Plowing up grasslands in the Dakotas and replacing them with crops have ramifications for soil quality and many species of wildlife, including songbirds, ducks and pheasants.
., U.S. Fish and Wildlife Service
Anderson: Dakota grasslands hang in balance
- Article by: DENNIS ANDERSON
- Star Tribune
- June 8, 2012 - 7:04 AM
You needn't pay very close attention nowadays to share the notion that, rather than pressing ahead determinedly toward some good end, following a plan, we, as a people, lurch instead from crisis to crisis, unsure exactly where we're headed, and less so where we'll end up.
This is particularly true in matters of the environment, not least the transformation, ongoing, to marginal croplands of the nation's last best grasslands and the Dakota ecosystems they support, the alterations enriching a relative few at great public expense, and cost.
An attempt now to still that process and preserve some of these irreplaceable lands, and with them critical components of the nation's natural heritage, is caught up in a congressional conference committee whose main charge -- go figure -- is deciding how much will be spent on roads and bridges.
At issue are two versions of a federal transportation bill, one passed by the House, the other by the Senate, the latter better by half, measured by what good it could do not only for yellow warblers, least flycatchers, eastern phoebes, ducks, pheasants and other prairie wildlife, but also for the health and long-term stability of the Dakotas -- held together as they traditionally have been by vast expanses of big bluestem, Indian grass, western wheatgrass and sideoats grama, among other grasses and grass-like plants.
The Land and Water Conservations Fund (LWCF) was created by Congress in 1965. Its intention was to employ a portion of revenues gained from the sale of offshore oil and gas leases to pay for natural resource conservation and outdoor recreation nationwide, including state, local and national parks and trails.
Revenues diverted to the LWCF for these projects were supposed to total $900 million annually. But that has rarely happened. Instead, Congress has leeched most of the cash each year for other purposes. Since 1965, some $17 billion has gone missing.
Now a conversion of interests hopes the Senate's transportation bill triumphs over the House's in key ways as the conference committee assigned to resolve differences between the two races to finish its work. A final bill must pass both chambers and be signed by President Obama by the end of the month, when authorization under the current transportation law runs out.
Unmentioned in the House bill is the LWCF. But the Senate funds it at $700 million in each of the next two years, with the money destined for conservation projects nationwide. Among them, the Obama administration has assured, will be the Dakota Grasslands Project, whose goal is to preserve, primarily through conservation easements gained from willing landowners (of whom there are hundreds waiting), 240,000 acres of wetlands and 1.7 million acres of grasslands.
Everyone in the conservation community supports the plan, chief among them Ducks Unlimited, which has committed $50 million over the next 10 years to the grasslands project, provided reasonable allocations from the LWCF are made. Also lining up to help, cash in hand, are The Nature Conservancy, Pheasants Forever and other groups.
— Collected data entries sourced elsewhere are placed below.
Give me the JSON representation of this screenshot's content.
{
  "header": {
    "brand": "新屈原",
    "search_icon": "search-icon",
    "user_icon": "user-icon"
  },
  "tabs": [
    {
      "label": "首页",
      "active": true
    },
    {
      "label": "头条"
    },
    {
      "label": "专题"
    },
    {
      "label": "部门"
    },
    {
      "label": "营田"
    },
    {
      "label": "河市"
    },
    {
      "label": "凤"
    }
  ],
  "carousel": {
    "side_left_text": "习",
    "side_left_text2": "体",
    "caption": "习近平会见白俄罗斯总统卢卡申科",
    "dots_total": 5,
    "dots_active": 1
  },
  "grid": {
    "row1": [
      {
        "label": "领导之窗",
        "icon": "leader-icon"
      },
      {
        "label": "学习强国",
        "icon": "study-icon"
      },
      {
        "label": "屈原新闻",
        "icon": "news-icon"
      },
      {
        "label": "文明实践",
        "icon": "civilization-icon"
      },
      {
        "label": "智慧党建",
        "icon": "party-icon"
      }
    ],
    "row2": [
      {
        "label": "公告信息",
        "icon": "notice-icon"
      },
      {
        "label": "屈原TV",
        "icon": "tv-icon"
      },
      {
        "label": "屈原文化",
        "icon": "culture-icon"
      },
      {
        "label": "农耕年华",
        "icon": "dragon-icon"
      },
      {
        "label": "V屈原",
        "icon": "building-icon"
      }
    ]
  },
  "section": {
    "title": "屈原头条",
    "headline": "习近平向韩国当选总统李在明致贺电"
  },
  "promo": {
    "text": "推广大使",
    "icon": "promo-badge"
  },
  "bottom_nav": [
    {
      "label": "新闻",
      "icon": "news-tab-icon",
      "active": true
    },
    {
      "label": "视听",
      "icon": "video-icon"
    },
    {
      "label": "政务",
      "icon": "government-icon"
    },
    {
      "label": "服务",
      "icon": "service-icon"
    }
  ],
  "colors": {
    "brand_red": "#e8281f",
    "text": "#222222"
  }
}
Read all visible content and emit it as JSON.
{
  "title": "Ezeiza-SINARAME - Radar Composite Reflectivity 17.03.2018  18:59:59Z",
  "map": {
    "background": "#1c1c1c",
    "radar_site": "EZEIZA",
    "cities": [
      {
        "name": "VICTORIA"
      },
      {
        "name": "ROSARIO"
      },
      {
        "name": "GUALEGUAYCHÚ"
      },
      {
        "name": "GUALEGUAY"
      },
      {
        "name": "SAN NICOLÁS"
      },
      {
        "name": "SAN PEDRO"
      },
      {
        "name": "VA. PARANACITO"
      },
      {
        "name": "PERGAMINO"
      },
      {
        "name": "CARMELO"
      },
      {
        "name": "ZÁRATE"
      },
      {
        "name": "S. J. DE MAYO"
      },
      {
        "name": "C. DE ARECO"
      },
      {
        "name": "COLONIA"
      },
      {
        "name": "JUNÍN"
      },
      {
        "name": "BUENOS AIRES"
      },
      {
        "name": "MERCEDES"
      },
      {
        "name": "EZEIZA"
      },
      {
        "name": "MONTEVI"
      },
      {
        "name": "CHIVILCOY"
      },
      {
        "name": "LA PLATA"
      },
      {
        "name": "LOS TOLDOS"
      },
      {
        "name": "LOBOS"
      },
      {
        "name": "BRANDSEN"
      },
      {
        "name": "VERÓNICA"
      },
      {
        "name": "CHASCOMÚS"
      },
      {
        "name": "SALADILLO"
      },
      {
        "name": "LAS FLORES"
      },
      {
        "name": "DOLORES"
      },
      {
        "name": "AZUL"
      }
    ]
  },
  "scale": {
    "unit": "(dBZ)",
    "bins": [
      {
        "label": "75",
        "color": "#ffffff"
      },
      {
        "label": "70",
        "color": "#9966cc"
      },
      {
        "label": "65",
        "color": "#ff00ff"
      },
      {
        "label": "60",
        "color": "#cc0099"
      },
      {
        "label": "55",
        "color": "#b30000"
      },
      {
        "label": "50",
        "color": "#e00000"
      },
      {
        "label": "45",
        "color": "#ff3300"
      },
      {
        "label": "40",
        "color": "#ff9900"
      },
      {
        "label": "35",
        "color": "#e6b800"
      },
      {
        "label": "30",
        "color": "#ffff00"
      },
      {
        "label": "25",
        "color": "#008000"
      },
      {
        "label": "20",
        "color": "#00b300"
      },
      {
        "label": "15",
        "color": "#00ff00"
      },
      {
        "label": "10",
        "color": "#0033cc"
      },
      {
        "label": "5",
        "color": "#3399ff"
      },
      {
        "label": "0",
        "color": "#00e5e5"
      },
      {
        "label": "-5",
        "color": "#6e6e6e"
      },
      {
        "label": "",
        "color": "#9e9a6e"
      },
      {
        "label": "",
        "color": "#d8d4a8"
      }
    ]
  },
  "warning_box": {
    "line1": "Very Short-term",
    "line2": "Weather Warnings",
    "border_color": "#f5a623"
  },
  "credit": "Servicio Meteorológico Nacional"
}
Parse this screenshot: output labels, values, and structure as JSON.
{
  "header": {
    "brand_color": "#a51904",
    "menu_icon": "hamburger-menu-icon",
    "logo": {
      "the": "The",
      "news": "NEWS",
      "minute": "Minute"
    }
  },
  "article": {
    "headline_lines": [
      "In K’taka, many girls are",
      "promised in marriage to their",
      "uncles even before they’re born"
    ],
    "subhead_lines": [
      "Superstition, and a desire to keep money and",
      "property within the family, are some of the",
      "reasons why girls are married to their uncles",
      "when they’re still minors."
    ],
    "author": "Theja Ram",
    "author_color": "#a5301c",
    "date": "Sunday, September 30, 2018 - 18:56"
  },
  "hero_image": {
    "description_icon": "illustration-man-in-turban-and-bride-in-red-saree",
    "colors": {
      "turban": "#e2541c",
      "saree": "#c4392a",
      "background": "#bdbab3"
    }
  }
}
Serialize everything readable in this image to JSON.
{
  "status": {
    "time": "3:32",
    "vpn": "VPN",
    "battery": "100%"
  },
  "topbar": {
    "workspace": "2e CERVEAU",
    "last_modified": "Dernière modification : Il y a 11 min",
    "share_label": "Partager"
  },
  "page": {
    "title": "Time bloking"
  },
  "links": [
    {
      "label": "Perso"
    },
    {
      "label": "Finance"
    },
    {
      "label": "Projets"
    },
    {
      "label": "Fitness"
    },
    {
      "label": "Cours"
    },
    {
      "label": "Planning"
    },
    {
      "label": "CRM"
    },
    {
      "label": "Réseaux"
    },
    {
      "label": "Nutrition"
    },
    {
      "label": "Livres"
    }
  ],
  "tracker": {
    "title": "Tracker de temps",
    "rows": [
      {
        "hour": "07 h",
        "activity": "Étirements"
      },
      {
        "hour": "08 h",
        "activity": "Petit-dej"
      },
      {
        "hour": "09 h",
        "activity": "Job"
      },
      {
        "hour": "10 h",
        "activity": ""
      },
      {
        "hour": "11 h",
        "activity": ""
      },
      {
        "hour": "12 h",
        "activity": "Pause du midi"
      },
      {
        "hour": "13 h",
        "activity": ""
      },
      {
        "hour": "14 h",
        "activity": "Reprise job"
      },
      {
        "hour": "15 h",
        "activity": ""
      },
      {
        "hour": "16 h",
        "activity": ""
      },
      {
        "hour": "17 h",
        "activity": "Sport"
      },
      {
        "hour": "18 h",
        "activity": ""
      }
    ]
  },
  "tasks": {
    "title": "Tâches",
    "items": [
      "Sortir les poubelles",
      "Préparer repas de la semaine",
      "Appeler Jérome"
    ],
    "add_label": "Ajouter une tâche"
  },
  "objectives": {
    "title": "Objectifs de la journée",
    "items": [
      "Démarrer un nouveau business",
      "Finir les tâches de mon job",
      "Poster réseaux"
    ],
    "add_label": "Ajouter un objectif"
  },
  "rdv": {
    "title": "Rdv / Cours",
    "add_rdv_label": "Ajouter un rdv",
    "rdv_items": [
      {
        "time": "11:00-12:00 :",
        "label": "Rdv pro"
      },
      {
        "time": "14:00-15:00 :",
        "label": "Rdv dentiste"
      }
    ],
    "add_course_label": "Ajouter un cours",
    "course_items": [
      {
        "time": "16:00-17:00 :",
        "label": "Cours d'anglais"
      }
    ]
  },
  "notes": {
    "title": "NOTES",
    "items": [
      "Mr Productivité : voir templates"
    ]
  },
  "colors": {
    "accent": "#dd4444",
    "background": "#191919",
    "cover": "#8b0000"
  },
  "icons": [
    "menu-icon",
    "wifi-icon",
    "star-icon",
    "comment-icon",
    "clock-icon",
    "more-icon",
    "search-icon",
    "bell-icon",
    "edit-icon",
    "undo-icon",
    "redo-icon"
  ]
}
But much bigger forces -- the massive construction-industry lobby and election year politics, to name two -- are in play as a final bill is shaped that could spend more than $50 billion a year.
Including the LWCF portion in any final measure should be a no-brainer. The money is already paid into the fund by oil and gas leases, and the needs are many, not least reclamation of the Gulf Coast after the BP spill, which also is included, via a separate component, in the Senate bill.
It's possible something good might happen soon. Or not: House negotiators might dig in their heels on these and other conservation and environment portions of the two bills, and no bill will be agreed upon, with the current law extended instead.
Should that occur, bigger crises surely await, the even more costly future reclamation of these lost Dakota prairies among them.